Com muita empatia e companheirismo, elas se consolam e conseguem quebrar barreiras juntas, relembrando das belezas que a vida na terceira idade traz: poder olhar para o passado e se orgulhar de seus feitos, seja ele a criação de uma empresa ou a realização de uma exposição de telas. Grace e Frankie enxergam suas limitações, mas não se limitam com isso.

 

InVisíveis

A quinta temporada de Grace and Frankie foca em problematizar a realidade da nossa sociedade, que trata os idosos como pessoas invisíveis ou irrelevantes. Muitas vezes, Grace e Frankie não são vistas ou ouvidas, sendo ignoradas pelo caixa do supermercado ou durante uma reunião uma reunião de negócios.

A falta de uma fila para idosos em estabelecimentos ou um semáforo abrir rápido demais são algumas das muitas questões que assolam o dia-a-dia dos idosos, alertando, principalmente ao público jovem, o quanto isso passa batido diante dos nossos olhos. Algo, inclusive, que deveria mudar, tendo em vista que a média de vida humana cresce com o avanço da tecnologia e da medicina. O mundo já tem uma grande população de idosos, e ela requer não só reconhecimento e respeito social, mas também medidas adaptativas para suas limitações ou problemáticas, principalmente considerando que muito em breve seremos nós nesse meio.

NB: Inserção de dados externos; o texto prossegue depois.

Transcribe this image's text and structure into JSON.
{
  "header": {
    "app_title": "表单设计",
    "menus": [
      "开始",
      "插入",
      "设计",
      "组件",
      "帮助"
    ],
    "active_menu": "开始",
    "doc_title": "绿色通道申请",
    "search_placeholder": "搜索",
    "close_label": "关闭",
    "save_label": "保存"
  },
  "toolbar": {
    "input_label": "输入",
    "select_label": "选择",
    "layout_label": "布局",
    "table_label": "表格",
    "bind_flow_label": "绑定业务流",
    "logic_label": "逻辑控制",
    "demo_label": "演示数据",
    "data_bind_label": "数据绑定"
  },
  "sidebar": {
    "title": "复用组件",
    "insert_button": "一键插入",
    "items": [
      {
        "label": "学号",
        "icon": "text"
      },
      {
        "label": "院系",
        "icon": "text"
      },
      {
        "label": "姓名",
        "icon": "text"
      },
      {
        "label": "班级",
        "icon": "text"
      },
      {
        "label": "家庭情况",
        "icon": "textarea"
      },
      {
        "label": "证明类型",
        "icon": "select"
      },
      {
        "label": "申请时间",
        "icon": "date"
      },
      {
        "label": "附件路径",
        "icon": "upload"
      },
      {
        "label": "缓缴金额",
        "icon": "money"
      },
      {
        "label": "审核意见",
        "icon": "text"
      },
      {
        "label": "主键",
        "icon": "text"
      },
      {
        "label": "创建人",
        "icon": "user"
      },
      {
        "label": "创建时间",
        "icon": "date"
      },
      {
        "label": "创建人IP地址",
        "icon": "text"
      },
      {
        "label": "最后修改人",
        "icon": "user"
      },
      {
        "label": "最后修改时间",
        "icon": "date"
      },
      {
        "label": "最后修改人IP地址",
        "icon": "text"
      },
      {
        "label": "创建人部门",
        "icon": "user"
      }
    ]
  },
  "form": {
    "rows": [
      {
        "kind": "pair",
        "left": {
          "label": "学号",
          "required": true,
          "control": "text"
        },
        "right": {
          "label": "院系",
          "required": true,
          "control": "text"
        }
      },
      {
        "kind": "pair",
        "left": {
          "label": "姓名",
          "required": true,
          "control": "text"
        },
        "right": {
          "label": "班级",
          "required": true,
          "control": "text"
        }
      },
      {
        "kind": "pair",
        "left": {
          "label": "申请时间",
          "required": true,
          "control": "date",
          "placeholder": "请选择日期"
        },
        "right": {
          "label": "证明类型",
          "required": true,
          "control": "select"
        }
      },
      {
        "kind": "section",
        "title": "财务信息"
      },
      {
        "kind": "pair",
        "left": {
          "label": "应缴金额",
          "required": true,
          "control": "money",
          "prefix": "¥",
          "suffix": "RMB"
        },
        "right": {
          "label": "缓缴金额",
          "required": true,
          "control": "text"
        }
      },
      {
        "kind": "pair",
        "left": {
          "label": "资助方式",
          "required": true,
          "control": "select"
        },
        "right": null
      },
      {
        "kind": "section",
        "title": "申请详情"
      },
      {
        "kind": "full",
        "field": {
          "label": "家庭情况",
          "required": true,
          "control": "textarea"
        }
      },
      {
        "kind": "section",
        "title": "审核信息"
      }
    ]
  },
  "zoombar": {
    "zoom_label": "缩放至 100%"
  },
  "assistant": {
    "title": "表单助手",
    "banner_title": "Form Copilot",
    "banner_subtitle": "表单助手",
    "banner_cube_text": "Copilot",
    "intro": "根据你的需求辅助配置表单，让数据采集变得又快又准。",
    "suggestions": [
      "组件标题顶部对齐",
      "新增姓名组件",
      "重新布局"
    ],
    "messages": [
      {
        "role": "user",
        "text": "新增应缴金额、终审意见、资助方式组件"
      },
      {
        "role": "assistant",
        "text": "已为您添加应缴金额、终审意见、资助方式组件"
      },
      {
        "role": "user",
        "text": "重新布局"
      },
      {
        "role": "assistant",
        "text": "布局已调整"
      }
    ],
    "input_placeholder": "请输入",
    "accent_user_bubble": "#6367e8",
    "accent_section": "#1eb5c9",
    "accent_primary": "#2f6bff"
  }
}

Da criação de filas preferenciais e semáforos mais lentos até vibradores sexuais para pessoas mais velhas: Grace and Frankie nos mostra como a idade muda, mas as vontades e objetivos não. E se a promessa de que um dia seremos velhos também não for o suficiente, Grace faz muito bem em lembrar: essas pessoas fazem parte de um grande e inexplorável mercado consumidor, apenas esperando por sua vez.

A produção da Netflix é sensível com assuntos e problemáticas atuais, não tratados e avaliados em um plano mais geral, conseguindo abordar desde o mais íntimo, como o que tange relações interpessoais e casamentos, até questões coletivas, como filas preferenciais e o viver socialmente atendendo o pedido da sociedade como um todo. Grace and Frankie é uma série sobre amizade, recomeços e discriminação etária, e consegue provar que há beleza na terceira idade ao tratar de temas sérios com leveza, empatia e vulnerabilidade.